The newest and most brazen in this category of companies is Snowflake. The Snowflake Data Warehouse is a classic example of a proprietary system, designed to levy a “tax” to customers, once their data is locked in. We have seen this playbook before from Teradata, IBM, resulting in deathly lock-in and unsustainable costs for customers.
The Snowflake tax works in three ways:
- Proprietary storage: Snowflake stores data in a proprietary format making it cumbersome to use, especially in non-SQL workloads that are not supported natively. This means you have to pay Snowflake a data import/export tax if you want to use open-source data processing frameworks for non-SQL workloads, such as streaming analytics and machine learning.

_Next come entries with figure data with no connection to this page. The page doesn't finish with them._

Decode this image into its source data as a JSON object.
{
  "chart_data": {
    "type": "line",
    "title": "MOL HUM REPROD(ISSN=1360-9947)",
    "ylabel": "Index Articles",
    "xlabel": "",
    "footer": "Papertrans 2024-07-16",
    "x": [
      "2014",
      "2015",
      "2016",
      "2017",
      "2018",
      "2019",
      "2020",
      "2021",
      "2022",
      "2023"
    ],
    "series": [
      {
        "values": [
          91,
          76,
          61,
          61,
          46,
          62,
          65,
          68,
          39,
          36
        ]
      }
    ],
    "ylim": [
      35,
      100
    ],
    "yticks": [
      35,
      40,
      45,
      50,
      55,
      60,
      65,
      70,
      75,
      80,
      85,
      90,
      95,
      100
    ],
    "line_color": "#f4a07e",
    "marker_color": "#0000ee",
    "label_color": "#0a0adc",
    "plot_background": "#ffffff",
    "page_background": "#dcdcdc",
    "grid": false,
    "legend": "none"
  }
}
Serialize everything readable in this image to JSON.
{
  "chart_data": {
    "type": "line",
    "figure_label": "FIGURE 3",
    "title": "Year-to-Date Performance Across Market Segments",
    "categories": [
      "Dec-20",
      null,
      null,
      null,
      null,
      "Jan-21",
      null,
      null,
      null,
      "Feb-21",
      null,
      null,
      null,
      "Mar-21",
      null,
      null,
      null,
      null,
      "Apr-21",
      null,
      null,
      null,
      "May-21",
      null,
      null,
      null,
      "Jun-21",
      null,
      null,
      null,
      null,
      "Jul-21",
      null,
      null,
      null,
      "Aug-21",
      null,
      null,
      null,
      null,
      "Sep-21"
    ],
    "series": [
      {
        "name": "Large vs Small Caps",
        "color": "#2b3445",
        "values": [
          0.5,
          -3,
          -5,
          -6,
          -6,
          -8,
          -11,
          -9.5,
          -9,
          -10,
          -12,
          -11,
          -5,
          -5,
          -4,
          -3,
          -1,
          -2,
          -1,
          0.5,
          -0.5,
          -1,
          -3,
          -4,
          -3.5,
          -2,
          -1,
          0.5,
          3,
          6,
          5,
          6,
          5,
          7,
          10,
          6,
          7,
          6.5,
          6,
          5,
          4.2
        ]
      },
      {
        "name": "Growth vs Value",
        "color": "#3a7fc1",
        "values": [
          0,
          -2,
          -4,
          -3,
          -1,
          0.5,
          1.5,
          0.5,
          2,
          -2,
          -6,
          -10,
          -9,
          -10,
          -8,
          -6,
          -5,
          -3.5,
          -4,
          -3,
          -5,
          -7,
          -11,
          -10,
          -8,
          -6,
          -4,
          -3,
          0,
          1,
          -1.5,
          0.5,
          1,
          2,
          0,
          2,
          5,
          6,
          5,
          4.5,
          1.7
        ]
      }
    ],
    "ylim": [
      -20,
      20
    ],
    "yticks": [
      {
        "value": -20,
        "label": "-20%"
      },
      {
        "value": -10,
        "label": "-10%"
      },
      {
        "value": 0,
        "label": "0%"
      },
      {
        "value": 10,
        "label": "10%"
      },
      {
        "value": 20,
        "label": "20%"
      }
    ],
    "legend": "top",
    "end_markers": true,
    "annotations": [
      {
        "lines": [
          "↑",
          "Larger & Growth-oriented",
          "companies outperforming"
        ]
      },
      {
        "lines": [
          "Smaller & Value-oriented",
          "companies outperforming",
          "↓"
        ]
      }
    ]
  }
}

- Fixed workflow: Snowflake forces SQL-based data processing for all workloads. While SQL may be the lingua franca for SQL workloads, machine learning & streaming analytics require programmatic distributed data processing frameworks like Apache Spark and TensorFlow, and languages such as Python, Java, and Scala—the preferred choice for Data Engineers and Data Scientists. For example, to run an Apache Spark job on Snowflake, you have to use their Apache Spark or JDBC driver to query their SQL engine to import data into a data frame, process this data using Apache Spark, and rewrite it into Snowflake. Not only is this complex, inefficient, and less performant, but just reading data from Snowflake results in additional costs through the Snowflake tax.
- ETL and Switching Costs: Snowflake wants to store all your data. This means you have to move data—even data that is already in your cloud object store—into the Snowflake repository. While data movement and sequential ETL make sense for Business Intelligence (BI) workloads, you need just-in-time and iterative data engineering for machine learning and streaming analytics. But the largest Snowflake tax is levied when you want to switch out of Snowflake—think bulk export of big data that results in an additional billing overhead. This reminds me of my favorite tune “You can check out any time you like but you can never leave.”

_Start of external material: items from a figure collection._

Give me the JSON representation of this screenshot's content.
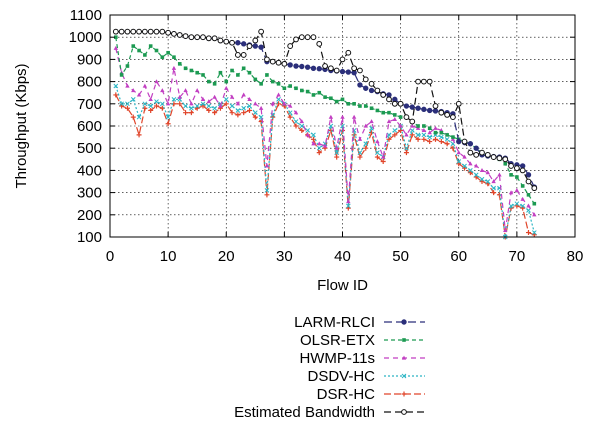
{
  "chart_data": {
    "type": "line",
    "title": "",
    "xlabel": "Flow ID",
    "ylabel": "Throughput (Kbps)",
    "xlim": [
      0,
      80
    ],
    "ylim": [
      100,
      1100
    ],
    "xticks": [
      0,
      10,
      20,
      30,
      40,
      50,
      60,
      70,
      80
    ],
    "yticks": [
      100,
      200,
      300,
      400,
      500,
      600,
      700,
      800,
      900,
      1000,
      1100
    ],
    "grid": true,
    "legend_position": "below",
    "series": [
      {
        "name": "LARM-RLCI",
        "color": "#2b2f7a",
        "dash": "8 4",
        "marker": "circle-filled",
        "x": [
          1,
          2,
          3,
          4,
          5,
          6,
          7,
          8,
          9,
          10,
          11,
          12,
          13,
          14,
          15,
          16,
          17,
          18,
          19,
          20,
          21,
          22,
          23,
          24,
          25,
          26,
          27,
          28,
          29,
          30,
          31,
          32,
          33,
          34,
          35,
          36,
          37,
          38,
          39,
          40,
          41,
          42,
          43,
          44,
          45,
          46,
          47,
          48,
          49,
          50,
          51,
          52,
          53,
          54,
          55,
          56,
          57,
          58,
          59,
          60,
          61,
          62,
          63,
          64,
          65,
          66,
          67,
          68,
          69,
          70,
          71,
          72,
          73
        ],
        "y": [
          1025,
          1025,
          1025,
          1025,
          1025,
          1025,
          1025,
          1025,
          1025,
          1020,
          1015,
          1010,
          1005,
          1000,
          1000,
          1000,
          995,
          995,
          985,
          980,
          975,
          975,
          970,
          965,
          960,
          955,
          890,
          890,
          885,
          880,
          875,
          870,
          868,
          865,
          860,
          858,
          855,
          850,
          848,
          845,
          843,
          840,
          785,
          770,
          760,
          755,
          745,
          740,
          720,
          700,
          690,
          685,
          680,
          675,
          670,
          668,
          665,
          660,
          655,
          530,
          525,
          520,
          500,
          470,
          465,
          462,
          460,
          455,
          430,
          425,
          420,
          380,
          325
        ]
      },
      {
        "name": "OLSR-ETX",
        "color": "#1c9a52",
        "dash": "4 3",
        "marker": "square",
        "x": [
          1,
          2,
          3,
          4,
          5,
          6,
          7,
          8,
          9,
          10,
          11,
          12,
          13,
          14,
          15,
          16,
          17,
          18,
          19,
          20,
          21,
          22,
          23,
          24,
          25,
          26,
          27,
          28,
          29,
          30,
          31,
          32,
          33,
          34,
          35,
          36,
          37,
          38,
          39,
          40,
          41,
          42,
          43,
          44,
          45,
          46,
          47,
          48,
          49,
          50,
          51,
          52,
          53,
          54,
          55,
          56,
          57,
          58,
          59,
          60,
          61,
          62,
          63,
          64,
          65,
          66,
          67,
          68,
          69,
          70,
          71,
          72,
          73
        ],
        "y": [
          1000,
          830,
          870,
          960,
          940,
          920,
          960,
          940,
          910,
          930,
          910,
          880,
          860,
          850,
          840,
          830,
          800,
          790,
          840,
          800,
          850,
          830,
          860,
          840,
          810,
          790,
          830,
          800,
          790,
          770,
          780,
          770,
          760,
          755,
          740,
          750,
          730,
          725,
          710,
          720,
          700,
          700,
          690,
          690,
          680,
          670,
          660,
          660,
          650,
          640,
          640,
          620,
          600,
          600,
          590,
          570,
          570,
          560,
          550,
          540,
          530,
          520,
          500,
          480,
          470,
          460,
          450,
          430,
          380,
          370,
          330,
          290,
          250
        ]
      },
      {
        "name": "HWMP-11s",
        "color": "#c23fc2",
        "dash": "5 4",
        "marker": "triangle",
        "x": [
          1,
          2,
          3,
          4,
          5,
          6,
          7,
          8,
          9,
          10,
          11,
          12,
          13,
          14,
          15,
          16,
          17,
          18,
          19,
          20,
          21,
          22,
          23,
          24,
          25,
          26,
          27,
          28,
          29,
          30,
          31,
          32,
          33,
          34,
          35,
          36,
          37,
          38,
          39,
          40,
          41,
          42,
          43,
          44,
          45,
          46,
          47,
          48,
          49,
          50,
          51,
          52,
          53,
          54,
          55,
          56,
          57,
          58,
          59,
          60,
          61,
          62,
          63,
          64,
          65,
          66,
          67,
          68,
          69,
          70,
          71,
          72,
          73
        ],
        "y": [
          950,
          840,
          780,
          760,
          740,
          780,
          720,
          800,
          760,
          700,
          860,
          730,
          760,
          700,
          760,
          720,
          710,
          730,
          690,
          770,
          730,
          700,
          740,
          720,
          700,
          680,
          420,
          700,
          740,
          700,
          690,
          660,
          620,
          560,
          520,
          520,
          510,
          640,
          500,
          640,
          260,
          640,
          540,
          600,
          620,
          530,
          460,
          620,
          630,
          600,
          560,
          600,
          590,
          580,
          570,
          590,
          580,
          560,
          540,
          480,
          460,
          430,
          420,
          400,
          390,
          350,
          380,
          130,
          300,
          310,
          270,
          240,
          200
        ]
      },
      {
        "name": "DSDV-HC",
        "color": "#2bb5c4",
        "dash": "2 2",
        "marker": "x",
        "x": [
          1,
          2,
          3,
          4,
          5,
          6,
          7,
          8,
          9,
          10,
          11,
          12,
          13,
          14,
          15,
          16,
          17,
          18,
          19,
          20,
          21,
          22,
          23,
          24,
          25,
          26,
          27,
          28,
          29,
          30,
          31,
          32,
          33,
          34,
          35,
          36,
          37,
          38,
          39,
          40,
          41,
          42,
          43,
          44,
          45,
          46,
          47,
          48,
          49,
          50,
          51,
          52,
          53,
          54,
          55,
          56,
          57,
          58,
          59,
          60,
          61,
          62,
          63,
          64,
          65,
          66,
          67,
          68,
          69,
          70,
          71,
          72,
          73
        ],
        "y": [
          780,
          700,
          700,
          720,
          640,
          700,
          690,
          710,
          700,
          640,
          720,
          720,
          690,
          680,
          690,
          700,
          690,
          680,
          700,
          720,
          690,
          670,
          680,
          690,
          660,
          640,
          310,
          650,
          720,
          700,
          660,
          620,
          600,
          580,
          560,
          500,
          520,
          600,
          480,
          600,
          240,
          580,
          480,
          520,
          590,
          480,
          460,
          560,
          580,
          600,
          500,
          580,
          560,
          560,
          550,
          560,
          550,
          540,
          520,
          440,
          420,
          400,
          380,
          360,
          350,
          320,
          320,
          100,
          240,
          250,
          240,
          220,
          120
        ]
      },
      {
        "name": "DSR-HC",
        "color": "#e0452a",
        "dash": "7 3",
        "marker": "star",
        "x": [
          1,
          2,
          3,
          4,
          5,
          6,
          7,
          8,
          9,
          10,
          11,
          12,
          13,
          14,
          15,
          16,
          17,
          18,
          19,
          20,
          21,
          22,
          23,
          24,
          25,
          26,
          27,
          28,
          29,
          30,
          31,
          32,
          33,
          34,
          35,
          36,
          37,
          38,
          39,
          40,
          41,
          42,
          43,
          44,
          45,
          46,
          47,
          48,
          49,
          50,
          51,
          52,
          53,
          54,
          55,
          56,
          57,
          58,
          59,
          60,
          61,
          62,
          63,
          64,
          65,
          66,
          67,
          68,
          69,
          70,
          71,
          72,
          73
        ],
        "y": [
          740,
          690,
          680,
          640,
          560,
          680,
          670,
          690,
          680,
          610,
          700,
          700,
          660,
          660,
          680,
          690,
          670,
          660,
          680,
          700,
          660,
          650,
          660,
          670,
          640,
          620,
          290,
          640,
          700,
          690,
          640,
          600,
          580,
          560,
          540,
          480,
          500,
          580,
          460,
          580,
          230,
          560,
          460,
          500,
          570,
          460,
          440,
          540,
          560,
          580,
          480,
          560,
          540,
          540,
          530,
          540,
          530,
          520,
          500,
          430,
          410,
          390,
          370,
          350,
          340,
          300,
          290,
          90,
          230,
          240,
          230,
          120,
          110
        ]
      },
      {
        "name": "Estimated Bandwidth",
        "color": "#111111",
        "dash": "7 4",
        "marker": "circle-open",
        "x": [
          1,
          2,
          3,
          4,
          5,
          6,
          7,
          8,
          9,
          10,
          11,
          12,
          13,
          14,
          15,
          16,
          17,
          18,
          19,
          20,
          21,
          22,
          23,
          24,
          25,
          26,
          27,
          28,
          29,
          30,
          31,
          32,
          33,
          34,
          35,
          36,
          37,
          38,
          39,
          40,
          41,
          42,
          43,
          44,
          45,
          46,
          47,
          48,
          49,
          50,
          51,
          52,
          53,
          54,
          55,
          56,
          57,
          58,
          59,
          60,
          61,
          62,
          63,
          64,
          65,
          66,
          67,
          68,
          69,
          70,
          71,
          72,
          73
        ],
        "y": [
          1025,
          1025,
          1025,
          1025,
          1025,
          1025,
          1025,
          1025,
          1025,
          1020,
          1015,
          1010,
          1005,
          1000,
          1000,
          1000,
          995,
          995,
          985,
          980,
          975,
          920,
          920,
          960,
          985,
          1025,
          900,
          890,
          885,
          880,
          960,
          990,
          1000,
          1000,
          1000,
          970,
          870,
          860,
          850,
          900,
          930,
          860,
          850,
          810,
          790,
          760,
          740,
          720,
          700,
          700,
          640,
          620,
          800,
          800,
          800,
          690,
          660,
          650,
          640,
          700,
          530,
          480,
          470,
          480,
          470,
          460,
          455,
          450,
          420,
          410,
          400,
          350,
          320
        ]
      }
    ]
  }
}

Much has been said about the possibility of data lakes replacing data warehouses or vice versa but I view them as complementary. At Qubole, we have worked with more than 300 market-leading companies such as Expedia, Disney, Adobe, Epic Games, and more, and we see the same architecture everywhere: a data warehouse for BI workloads, and a data lake for data engineering-heavy workloads, such as machine learning and streaming analytics. And the same architecture exists in the most advanced and data-driven companies of our time including Google, Facebook, Netflix, and Amazon.
Data warehouses such as Snowflake enable fast, complex queries across historical structured data. They help businesses learn from the past. For example, a retailer can understand which products have sold well in a particular region. The performance and ease of use benefits justify the data warehouse tax for this type of workload.
Data lakes on the other hand focus on workloads such as data engineering, streaming analytics, and machine learning on unstructured and semi-structured data—think video, social streams, and IoT sensor data, for example. Qubole’s open data lake platform natively supports technologies that data scientists use today for machine learning, like programming languages such as Python, Java, Scala, R, and open-source frameworks such as Apache Spark, Tensorflow, and more.
Data Lakes store data in an open format and make it accessible through open standards-based interfaces.
Data lakes prevent vendor lock-in.
Don’t put all your data into a data warehouse and repeat the mistake of vendor lock-in. Build a modern data platform that combines the power of a data warehouse and a data lake.